Normally conservative, Royal went for broke and his team raked in all the chips. Street was ordered to throw long but to tight end Randy Peschel, not wide receiver Cotton Speyrer, the quarterback's favorite target. Street thought Royal called the wrong play, surely intending the pass go to Speyrer, but was overruled. What's more, Peschel was the only UT receiver in the pattern. What were the chances?

John Madden, a Super Bowl-winning coach who became America's favorite football analyst, likes to say, "Don't worry if the horse is blind, just load the wagon." Darrell's postgame reaction that day was similar: "Sometimes you just have to suck it up and pick a number."

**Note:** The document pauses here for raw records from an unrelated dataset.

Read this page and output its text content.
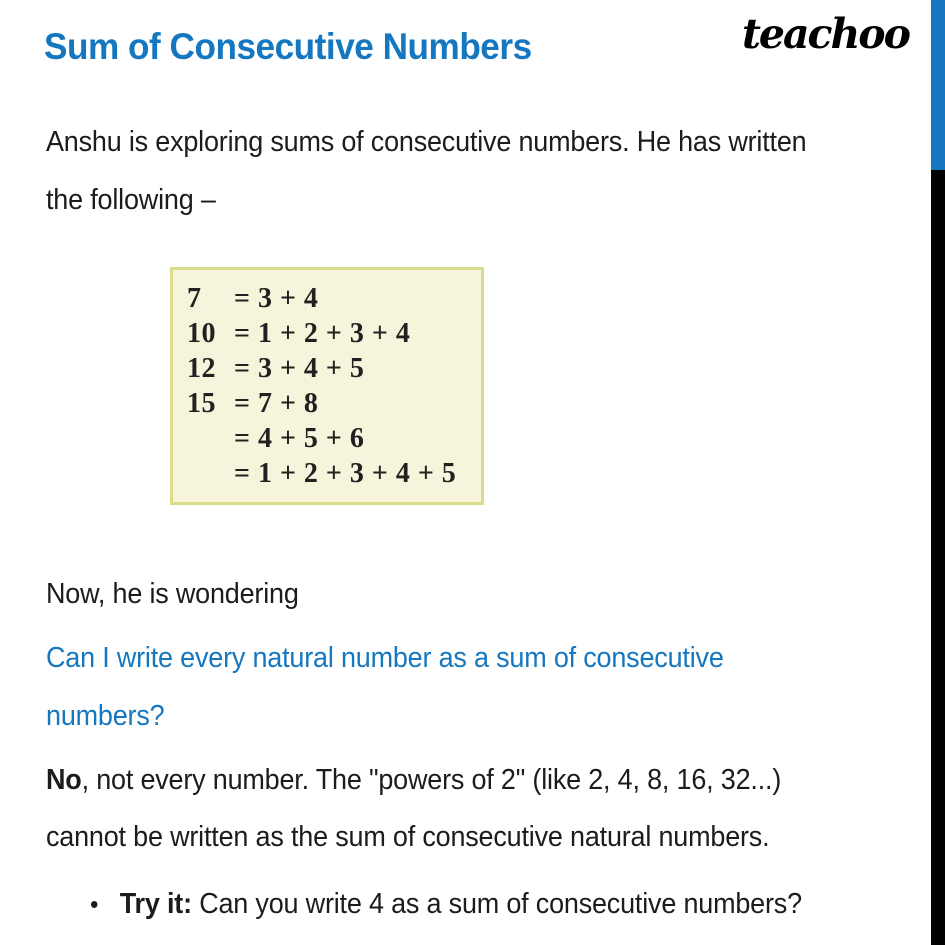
Sum of Consecutive Numbers	teachoo
Anshu is exploring sums of consecutive numbers. He has written
the following –
7	= 3 + 4
10 = 1 + 2 + 3 + 4
12 = 3 + 4 + 5
15 = 7 + 8
= 4 + 5 + 6
= 1 + 2 + 3 + 4 + 5
Now, he is wondering
Can I write every natural number as a sum of consecutive
numbers?
No, not every number. The "powers of 2" (like 2, 4, 8, 16, 32...)
cannot be written as the sum of consecutive natural numbers.
• Try it: Can you write 4 as a sum of consecutive numbers?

Street, a two-time All-American pitcher for Texas' baseball team, made a perfect pass. Peschel, getting behind a cornerback and a safety, pulled it in 44 yards downfield. Jim Bertelsen scored in two plays, Happy Feller kicked the Longhorns ahead and linebacker Tom Campbell, son of Royal's longtime defensive coordinator, intercepted Montgomery on the sideline to wrap it up.

Texas 15, Arkansas 14.

Frank Broyles, the losing coach, claimed never to watch the game film. Royal, sympathizing with his best friend in coaching, said, "If it had been me, I'm not sure I would have either."

Street said in 1994 about good friend Montgomery, a fellow Texan: "With a little luck, Bill could have been leading the Arkansas delegation to the White House" as college football's national champion.

Attending the game with family members, I remember nothing about the drive back to Glenwood. The first distinct memory upon leaving Fayetteville is my dad's immediate reaction back home: "We should have won."

Kicking that around for 50 years, I am not so sure he was right.

Arkansas played well enough to win, at least for three quarters. Texas was No. 1 for a reason, though, and in that fourth quarter, the '69 Longhorns revealed qualities they had not had to show another opponent. And, by the narrowest of margins, Texas won the greatest football game in Southwest Conference history.

The Arkansas-Texas game of 1969 influenced my decision to become a sportswriter. Along with the 1971 fight between Muhammad Ali and Joe Frazier, the Big Shootout is the seminal sporting event of my lifetime. (Denver sportswriter Terry Frei's novel "Horns, Hogs and Nixon's Coming" is required reading for anyone impassioned, as Frei and I are, about this game.)

Some of the leading cast members are gone -- Royal, Broyles, Street, Lester and, above all, little Freddie Steinmark, a Texas safety who would soon lose a leg to cancer. Street left us in 2013, nine years after I congratulated the hero of The Big Shootout before another Arkansas-Texas game.

"You broke a lot of hearts that day," I said as we shook hands outside Razorback Stadium. And, like that song by Don Williams about lost love says, some broken hearts never mend.